President Obama may hand Republicans their first victory on tax cuts for the rich without a fight
From the looks of things in Washington, President Obama is well on his way to literally hand over an extension of the Bush tax cuts for the millionaires and billionaires of America. Meanwhile, our economy is teetering by with sky-high debt and a large deficit. These people must really be suffering for them to be complaining this much about a 3% increase in taxes.
Income inequality is by far the biggest threat to our democracy, and our nation’s wealth. A June CBO study indicated that the income gap between the top 1% and lower-to-middle wage earners more than tripled in the last 30 years. While on paper our tax structure is considered to be progressive, we have what most will agree is an extremely regressive tax structure, which seeks to reward those with the most money.
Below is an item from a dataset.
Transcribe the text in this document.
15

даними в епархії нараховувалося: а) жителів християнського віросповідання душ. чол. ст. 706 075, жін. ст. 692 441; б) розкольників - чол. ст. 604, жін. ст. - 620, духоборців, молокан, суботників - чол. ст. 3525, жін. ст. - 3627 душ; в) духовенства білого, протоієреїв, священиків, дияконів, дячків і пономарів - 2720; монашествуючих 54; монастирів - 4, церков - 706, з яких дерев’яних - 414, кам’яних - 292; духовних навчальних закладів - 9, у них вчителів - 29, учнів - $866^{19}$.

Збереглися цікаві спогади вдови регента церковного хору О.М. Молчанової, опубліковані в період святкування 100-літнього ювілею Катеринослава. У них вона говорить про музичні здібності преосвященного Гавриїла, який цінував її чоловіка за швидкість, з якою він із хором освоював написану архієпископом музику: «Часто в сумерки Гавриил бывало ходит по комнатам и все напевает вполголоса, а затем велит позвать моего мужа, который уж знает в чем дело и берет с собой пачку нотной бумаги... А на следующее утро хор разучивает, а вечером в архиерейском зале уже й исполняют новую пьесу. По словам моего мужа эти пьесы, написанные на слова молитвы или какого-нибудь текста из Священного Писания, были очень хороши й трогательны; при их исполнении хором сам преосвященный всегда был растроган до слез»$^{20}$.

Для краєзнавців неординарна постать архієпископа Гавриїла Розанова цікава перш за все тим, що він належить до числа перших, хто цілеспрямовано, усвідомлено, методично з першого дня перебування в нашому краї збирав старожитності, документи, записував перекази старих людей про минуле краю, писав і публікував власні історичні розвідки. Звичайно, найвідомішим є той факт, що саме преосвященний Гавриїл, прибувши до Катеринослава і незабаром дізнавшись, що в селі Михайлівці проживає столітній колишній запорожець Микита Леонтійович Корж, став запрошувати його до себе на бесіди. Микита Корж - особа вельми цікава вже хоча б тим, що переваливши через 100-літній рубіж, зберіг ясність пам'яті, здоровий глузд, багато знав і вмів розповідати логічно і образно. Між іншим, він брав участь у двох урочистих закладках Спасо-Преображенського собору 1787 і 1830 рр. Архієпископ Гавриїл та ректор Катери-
The Bush tax cuts have only contributed to this ailment.
As stated in “Debunking Misleading Republican Ideas,” the average change in net income from 2006-07 for the bottom 20% of wage earners was a measly $800 dollars compared to $88,800 for the top 1%. During the inaptly named “economic expansion” under the Bush administration, two-thirds or 66% of income growth went to the top 1%. Instead of rewarding hardworking Americans, our system funneled millions and billions of dollars into the pockets of the wealthiest Americans—the real elites.
Billionaire investor Warren Buffett has repeatedly called for more lower and middle class tax cuts, while also advocating for tax increases on the top 2%. Buffett famously pointed out a major discrepancy in his effective tax rate when compared with the rate his secretary pays. Warren Buffett says much of this has taken place within the past ten years, severely tilting the many new benefits to the richest Americans.
Average Tax Rates
- Warren Buffett: 17.7%
- Average for his Office: 32.9%
- Personal Note: As a percentage of my income, I pay more in taxes than Warren Buffett, who agrees is problematic and unfair.
The way in which social security taxes are applied also provides a huge tax incentive to the rich. For example, if you earn $50,000 a year, you pay 6.2% of your wages toward social security withholding, and your employer matches that amount. If you earn $2 million dollars, you only pay 6.2% on the first $106,800 dollars, leaving $1,893,200 dollars which is not subject to the 6.2% social security tax.
Extending all of the Bush tax cuts will cost roughly $3.9 trillion dollars over the next decade. The tax cuts for the rich will cost roughly $700 billion dollars over that same period. A Washington Post article said the Republican plan to extend tax cuts for the rich will add $36 billion to the deficit next year alone.
The burden can’t fall on the middle class, but instead must fall on the people who can afford it. It must fall on those who have been benefiting from bankrolling the congressmen who implement regressive tax policies that solely benefit the rich. Can any Republican really look at us with straight face and claim to be a deficit hawk?